Companion diagnostics: qNPA in the Clinic

In the future, companion diagnostics based on quantitative multiplexed diagnostic gene expression assays like qNPA are expected to provide a fuller, more accurate understanding of a patient’s disease state, stage, and subtype. Related diagnostics could also be used to monitor drug efficacy during drug therapies to guide more effective, personalized therapies. qNPA-based diagnostics have the ability to bring the promise of personalized medicine into mainstream clinical practice.

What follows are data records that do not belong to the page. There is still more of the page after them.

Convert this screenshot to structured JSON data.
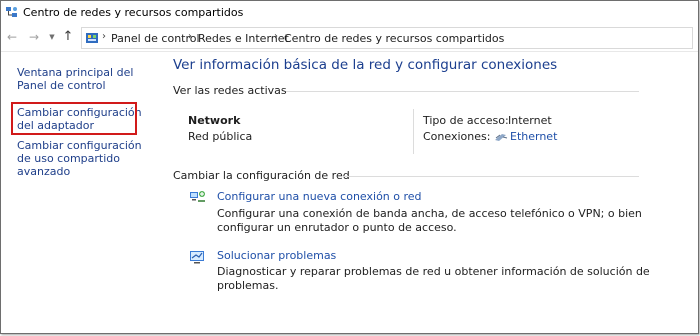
{
  "window": {
    "title": "Centro de redes y recursos compartidos"
  },
  "address": {
    "crumbs": [
      "Panel de control",
      "Redes e Internet",
      "Centro de redes y recursos compartidos"
    ]
  },
  "sidebar": {
    "items": [
      {
        "label": "Ventana principal del Panel de control"
      },
      {
        "label": "Cambiar configuración del adaptador"
      },
      {
        "label": "Cambiar configuración de uso compartido avanzado"
      }
    ]
  },
  "main": {
    "title": "Ver información básica de la red y configurar conexiones",
    "active_networks_label": "Ver las redes activas",
    "network": {
      "name": "Network",
      "profile": "Red pública",
      "access_type_label": "Tipo de acceso:",
      "access_type_value": "Internet",
      "connections_label": "Conexiones:",
      "connections_value": "Ethernet"
    },
    "change_settings_label": "Cambiar la configuración de red",
    "tasks": [
      {
        "label": "Configurar una nueva conexión o red",
        "description": "Configurar una conexión de banda ancha, de acceso telefónico o VPN; o bien configurar un enrutador o punto de acceso."
      },
      {
        "label": "Solucionar problemas",
        "description": "Diagnosticar y reparar problemas de red u obtener información de solución de problemas."
      }
    ]
  },
  "colors": {
    "link": "#1f4fa8",
    "title": "#1b3e8e",
    "highlight": "#d11a1a"
  }
}
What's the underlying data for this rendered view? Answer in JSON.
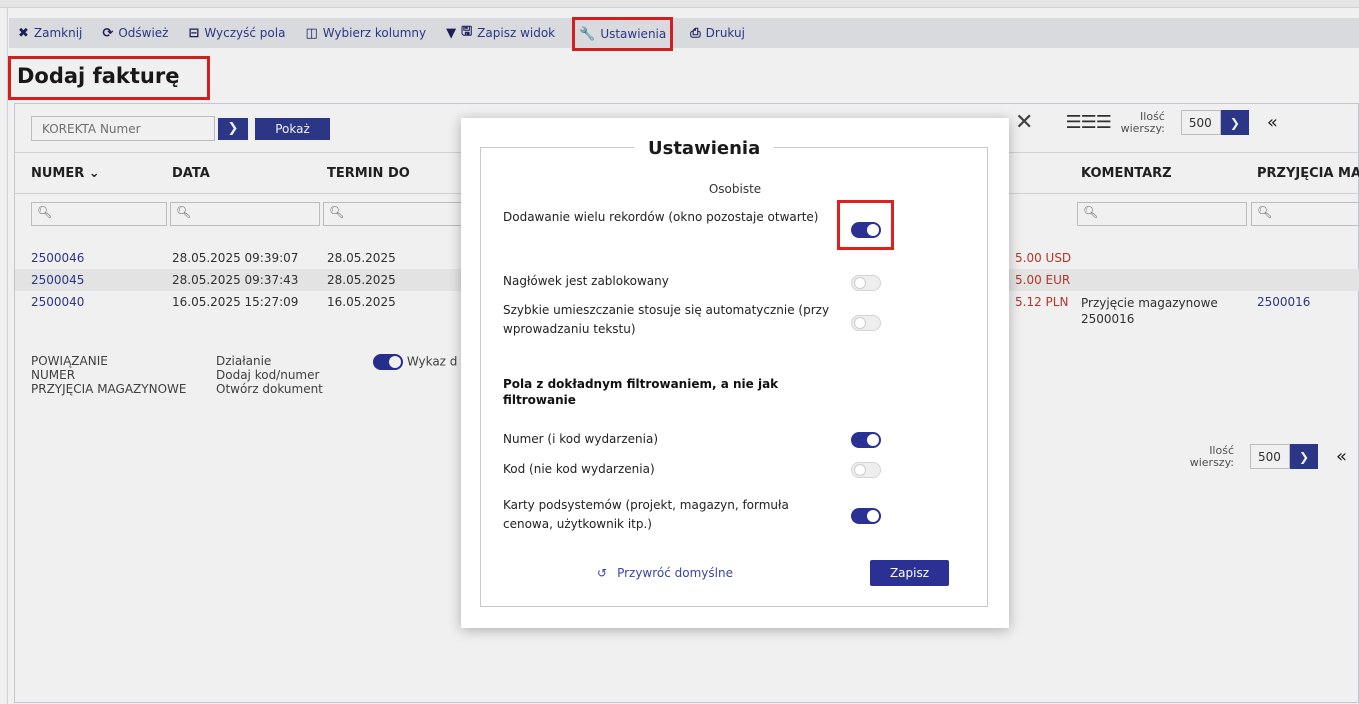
{
  "toolbar": {
    "close": "Zamknij",
    "refresh": "Odśwież",
    "clear": "Wyczyść pola",
    "columns": "Wybierz kolumny",
    "save_view": "Zapisz widok",
    "settings": "Ustawienia",
    "print": "Drukuj"
  },
  "page": {
    "title": "Dodaj fakturę"
  },
  "search": {
    "placeholder": "KOREKTA Numer",
    "show": "Pokaż"
  },
  "rows_control": {
    "label": "Ilość wierszy:",
    "value": "500"
  },
  "columns": [
    "NUMER",
    "DATA",
    "TERMIN DO",
    "KOMENTARZ",
    "PRZYJĘCIA MAG"
  ],
  "rows": [
    {
      "numer": "2500046",
      "data": "28.05.2025 09:39:07",
      "termin": "28.05.2025",
      "amount": "5.00 USD",
      "komentarz": "",
      "przyjecia": ""
    },
    {
      "numer": "2500045",
      "data": "28.05.2025 09:37:43",
      "termin": "28.05.2025",
      "amount": "5.00 EUR",
      "komentarz": "",
      "przyjecia": ""
    },
    {
      "numer": "2500040",
      "data": "16.05.2025 15:27:09",
      "termin": "16.05.2025",
      "amount": "5.12 PLN",
      "komentarz": "Przyjęcie magazynowe 2500016",
      "przyjecia": "2500016"
    }
  ],
  "footer": {
    "col1": [
      "POWIĄZANIE",
      "NUMER",
      "PRZYJĘCIA MAGAZYNOWE"
    ],
    "col2": [
      "Działanie",
      "Dodaj kod/numer",
      "Otwórz dokument"
    ],
    "toggle_label": "Wykaz d"
  },
  "modal": {
    "title": "Ustawienia",
    "section_personal": "Osobiste",
    "options": [
      {
        "label": "Dodawanie wielu rekordów (okno pozostaje otwarte)",
        "on": true
      },
      {
        "label": "Nagłówek jest zablokowany",
        "on": false
      },
      {
        "label": "Szybkie umieszczanie stosuje się automatycznie (przy wprowadzaniu tekstu)",
        "on": false
      }
    ],
    "section_exact": "Pola z dokładnym filtrowaniem, a nie jak filtrowanie",
    "exact_options": [
      {
        "label": "Numer (i kod wydarzenia)",
        "on": true
      },
      {
        "label": "Kod (nie kod wydarzenia)",
        "on": false
      },
      {
        "label": "Karty podsystemów (projekt, magazyn, formuła cenowa, użytkownik itp.)",
        "on": true
      }
    ],
    "restore": "Przywróć domyślne",
    "save": "Zapisz"
  },
  "colors": {
    "accent": "#2a3094",
    "highlight": "#e02020",
    "amount_red": "#c0392b"
  }
}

With its extremely low CVs, qNPA is uniquely suited to analyze subtle, yet biologically important changes in gene expression that can affect the patient’s response to a treatment. qNPA can deliver a level of data precision that other multiplexed diagnostic platforms, such a RT-qPCR, cannot. In the future, disease diagnosis and proper treatment course may be determined with a single qNPA-based test, instead of the complex, iterative approach used in the clinic today.

Conclusion

High throughput multiplexed gene expression analysis offers researchers a powerful new tool for drug discovery. Interrogating multiple genes in the same sample improves the precision of the data and provides a broader, more in-depth view of the underlying biology. The qNPA ArrayPlate provides a simple, precise, and cost effective means to study the complex biology of many diseases challenging drug development programs today and holds the promise of better prognostic and diagnostics in the future.